怪我や病気で上忍を退き中忍として中途採用された、担任を持たない科目講師も稀にいるのは、公然の秘密だ。
「イルカ先生参謀だもんねー、隠すの得意だし。」
ただの内緒話じゃないと、二人の様子に知らぬふりはありがたい。聞いていても決して漏らさないから、小声になる必要もない。
「背中の怪我で上忍諦めたんだ。」
イルカは頷いてしっかり答える。
ナルトを庇って傷めた体ではガイの推挙で確定していた上忍は無理だ、と辞退した。役目は終わり自分が寂しくなるからと、ナルトが卒業できればすぐにでも外に出るつもりだった、のだけれど。
求められているのは戦える忍びだ。戦闘中に動けなくなっても、助けてやる事ができないかもしれない。それでも、と言い寄り自決は許さないと三代目に泣かれた。年寄りより先に逝くのはどうか、と情に訴えた作戦勝ちだ。そしてイルカはアカデミーに残った。

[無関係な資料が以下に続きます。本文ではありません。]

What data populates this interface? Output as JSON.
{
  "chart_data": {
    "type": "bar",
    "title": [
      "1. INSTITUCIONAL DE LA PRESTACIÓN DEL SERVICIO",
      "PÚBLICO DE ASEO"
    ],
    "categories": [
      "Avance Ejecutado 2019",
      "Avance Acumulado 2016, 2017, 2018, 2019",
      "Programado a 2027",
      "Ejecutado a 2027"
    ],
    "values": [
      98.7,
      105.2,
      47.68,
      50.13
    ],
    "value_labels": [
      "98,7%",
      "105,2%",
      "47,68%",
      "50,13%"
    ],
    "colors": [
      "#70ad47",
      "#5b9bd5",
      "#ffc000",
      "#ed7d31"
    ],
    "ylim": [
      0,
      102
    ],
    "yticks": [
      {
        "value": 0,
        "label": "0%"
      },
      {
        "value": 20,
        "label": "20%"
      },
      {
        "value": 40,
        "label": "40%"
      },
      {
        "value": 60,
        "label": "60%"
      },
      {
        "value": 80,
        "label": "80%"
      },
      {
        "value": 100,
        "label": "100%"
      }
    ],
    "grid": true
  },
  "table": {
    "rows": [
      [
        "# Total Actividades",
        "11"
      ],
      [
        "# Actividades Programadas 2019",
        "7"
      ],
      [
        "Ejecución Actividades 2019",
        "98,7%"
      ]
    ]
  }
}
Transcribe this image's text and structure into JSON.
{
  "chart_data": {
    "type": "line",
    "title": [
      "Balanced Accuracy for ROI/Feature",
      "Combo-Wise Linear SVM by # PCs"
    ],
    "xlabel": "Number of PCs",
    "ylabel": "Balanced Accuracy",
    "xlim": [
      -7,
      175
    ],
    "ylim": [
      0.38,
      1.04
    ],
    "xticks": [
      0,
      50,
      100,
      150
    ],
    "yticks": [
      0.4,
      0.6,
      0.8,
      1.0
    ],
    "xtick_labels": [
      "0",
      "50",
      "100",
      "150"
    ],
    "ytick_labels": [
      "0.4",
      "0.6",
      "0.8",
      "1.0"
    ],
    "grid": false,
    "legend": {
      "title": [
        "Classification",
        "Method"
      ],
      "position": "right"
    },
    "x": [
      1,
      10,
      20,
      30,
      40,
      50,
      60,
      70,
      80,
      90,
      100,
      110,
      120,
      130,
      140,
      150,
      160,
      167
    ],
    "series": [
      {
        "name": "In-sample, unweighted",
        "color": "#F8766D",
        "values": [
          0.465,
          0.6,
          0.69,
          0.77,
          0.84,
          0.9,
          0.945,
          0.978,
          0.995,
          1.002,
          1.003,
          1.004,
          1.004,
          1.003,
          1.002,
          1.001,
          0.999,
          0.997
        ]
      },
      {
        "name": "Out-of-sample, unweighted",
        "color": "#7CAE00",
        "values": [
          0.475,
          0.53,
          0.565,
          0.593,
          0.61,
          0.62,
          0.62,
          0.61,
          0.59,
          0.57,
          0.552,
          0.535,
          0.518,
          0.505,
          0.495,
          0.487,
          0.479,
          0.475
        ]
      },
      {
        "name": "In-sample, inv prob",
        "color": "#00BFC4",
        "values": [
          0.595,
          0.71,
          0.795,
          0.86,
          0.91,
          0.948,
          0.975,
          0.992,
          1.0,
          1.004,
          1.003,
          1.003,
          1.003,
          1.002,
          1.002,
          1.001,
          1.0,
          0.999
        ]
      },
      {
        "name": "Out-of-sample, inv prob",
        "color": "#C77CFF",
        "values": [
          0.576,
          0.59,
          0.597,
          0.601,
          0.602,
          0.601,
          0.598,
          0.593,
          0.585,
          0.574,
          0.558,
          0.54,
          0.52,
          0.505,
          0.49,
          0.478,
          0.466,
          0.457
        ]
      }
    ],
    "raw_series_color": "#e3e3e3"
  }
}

綱手は戦わずに済む諜報に任命したが、隊には暗部上がりが必ず組み込まれている。里を守るイルカを、守るために。
「あんたを失いたくないのは俺も同じだから。」
イルカ以外がえ、とカカシの言葉に反応した。
いやいや、それって告白じゃないのか。
「皆さんが仰ってくださいますが、アタシには過ぎるお言葉で…。」
確かに実務に限っての切羽詰まった場合に、お前でなきゃとイルカはよく言われてるが。
上忍達は近くの者と目を合わせて、イルカの鈍さに肩を落とした。